Privilege synchronization is the mechanism used by NDB Cluster for
sharing and synchronizing users, roles, and privileges between SQL
nodes. This can be enabled by granting the
NDB_STORED_USER privilege. See the
description of the privilege for usage information.
NDB_STORED_USER is printed in the output of
SHOW GRANTS as with any other
privilege, as shown here:
mysql> SHOW GRANTS for 'jon'@'localhost';
+---------------------------------------------------+
| Grants for jon@localhost |
+---------------------------------------------------+
| GRANT USAGE ON *.* TO `jon`@`localhost` |
| GRANT NDB_STORED_USER ON *.* TO `jon`@`localhost` |
+---------------------------------------------------+You can also verify that privileges are shared for this account using the ndb_select_all utility supplied with NDB Cluster, like this (some output wrapped to preserve formatting):
$> ndb_select_all -d mysql ndb_sql_metadata | grep '`jon`@`localhost`'
12 "'jon'@'localhost'" 0 [NULL] "GRANT USAGE ON *.* TO `jon`@`localhost`"

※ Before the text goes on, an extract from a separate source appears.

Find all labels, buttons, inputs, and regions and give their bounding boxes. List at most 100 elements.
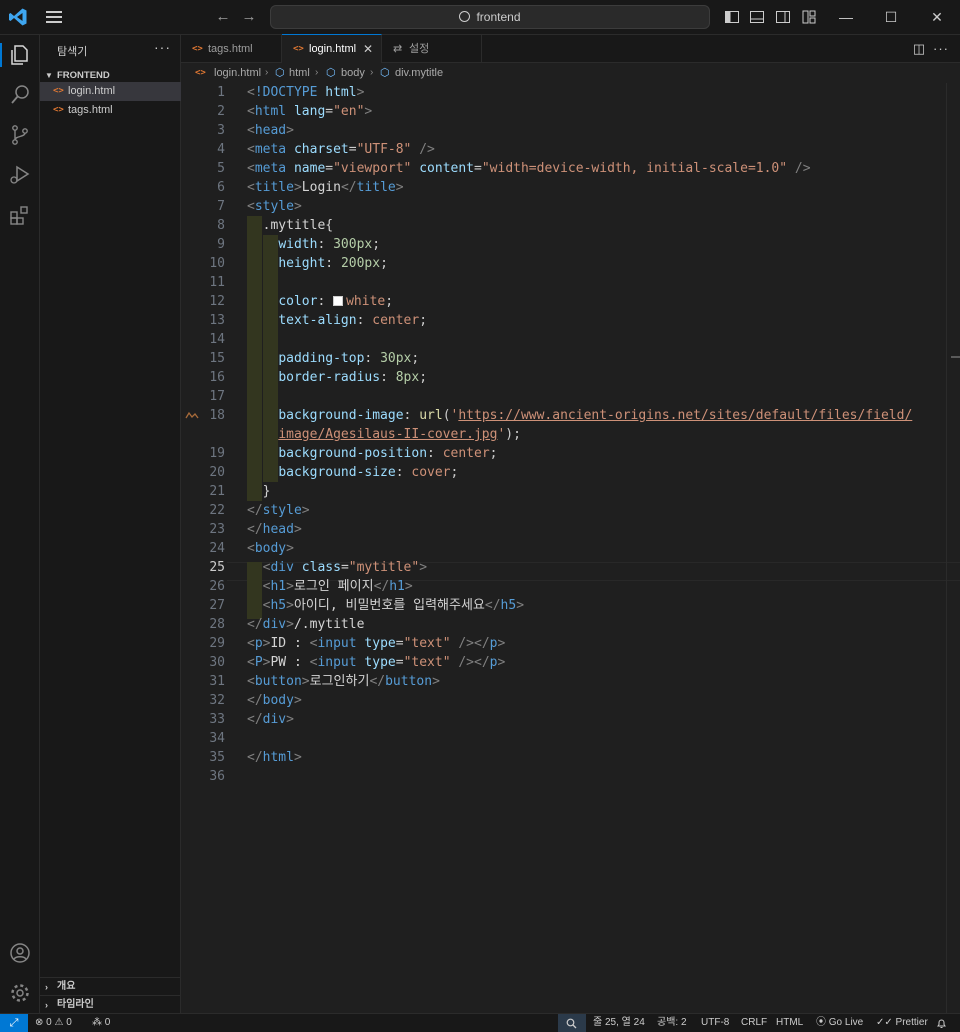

11 "'jon'@'localhost'" 0 2 "CREATE USER `jon`@`localhost`
IDENTIFIED WITH 'caching_sha2_password' AS
0x2441243030352466014340225A107D590E6E653B5D587922306102716D752E6656772F3038512F
6C5072776D30376D37347A384B557A4C564F70495158656A31382E45324E33
REQUIRE NONE PASSWORD EXPIRE DEFAULT ACCOUNT UNLOCK PASSWORD HISTORY DEFAULT
PASSWORD REUSE INTERVAL DEFAULT PASSWORD REQUIRE CURRENT DEFAULT"
12 "'jon'@'localhost'" 1 [NULL] "GRANT NDB_STORED_USER ON *.* TO `jon`@`localhost`"
ndb_sql_metadata is a special
NDB table that is not visible using the
mysql or other MySQL client.
A statement granting the
NDB_STORED_USER privilege, such as
GRANT NDB_STORED_USER ON *.* TO
'cluster_app_user'@'localhost', works by directing
NDB to create a snapshot using the queries
SHOW CREATE USER cluster_app_user@localhost and
SHOW GRANTS FOR cluster_app_user@localhost,
then storing the results in ndb_sql_metadata.
Any other SQL nodes are then requested to read and apply the
snapshot. Whenever a MySQL server starts up and joins the cluster
as an SQL node it executes these stored
CREATE USER and
GRANT statements as part of the
cluster schema synchronization process.
Whenever an SQL statement is executed on an SQL node other than
the one where it originated, the statement is run in a utility
thread of the NDBCLUSTER storage engine; this
is done within a security environment equivalent to that of the
MySQL replication replica applier thread.
An SQL node performing a change to user privileges takes a global lock before doing so, which prevents deadlocks by concurrent ACL operations on different SQL nodes.
You should keep in mind that, because shared schema change
operations are performed synchronously, the next shared schema
change following a change to any shared user or users serves as a
synchronization point. Any pending user changes run to completion
before the schema change distribution can begin; after this the
schema change itself runs synchronously. For example, if a
DROP DATABASE statement follows a
DROP USER of a distributed user,
the drop of the database cannot take place until the drop of the
user has completed on all SQL nodes.
In the event that multiple GRANT,
REVOKE, or other user
administration statements from multiple SQL nodes cause privileges
for a given user to diverge on different SQL nodes, you can fix
this problem by issuing GRANT NDB_STORED_USER
for this user on an SQL node where the privileges are known to be
correct; this causes a new snapshot of the privileges to be taken
and synchronized to the other SQL nodes.
NDB Cluster 9.3 does not support distribution of
MySQL users and privileges across SQL nodes in an NDB Cluster by
altering the MySQL privilege tables such that they use the
NDB storage engine as was done in older
releases (NDB 7.6 and earlier—see
Distributed Privileges Using Shared Grant Tables).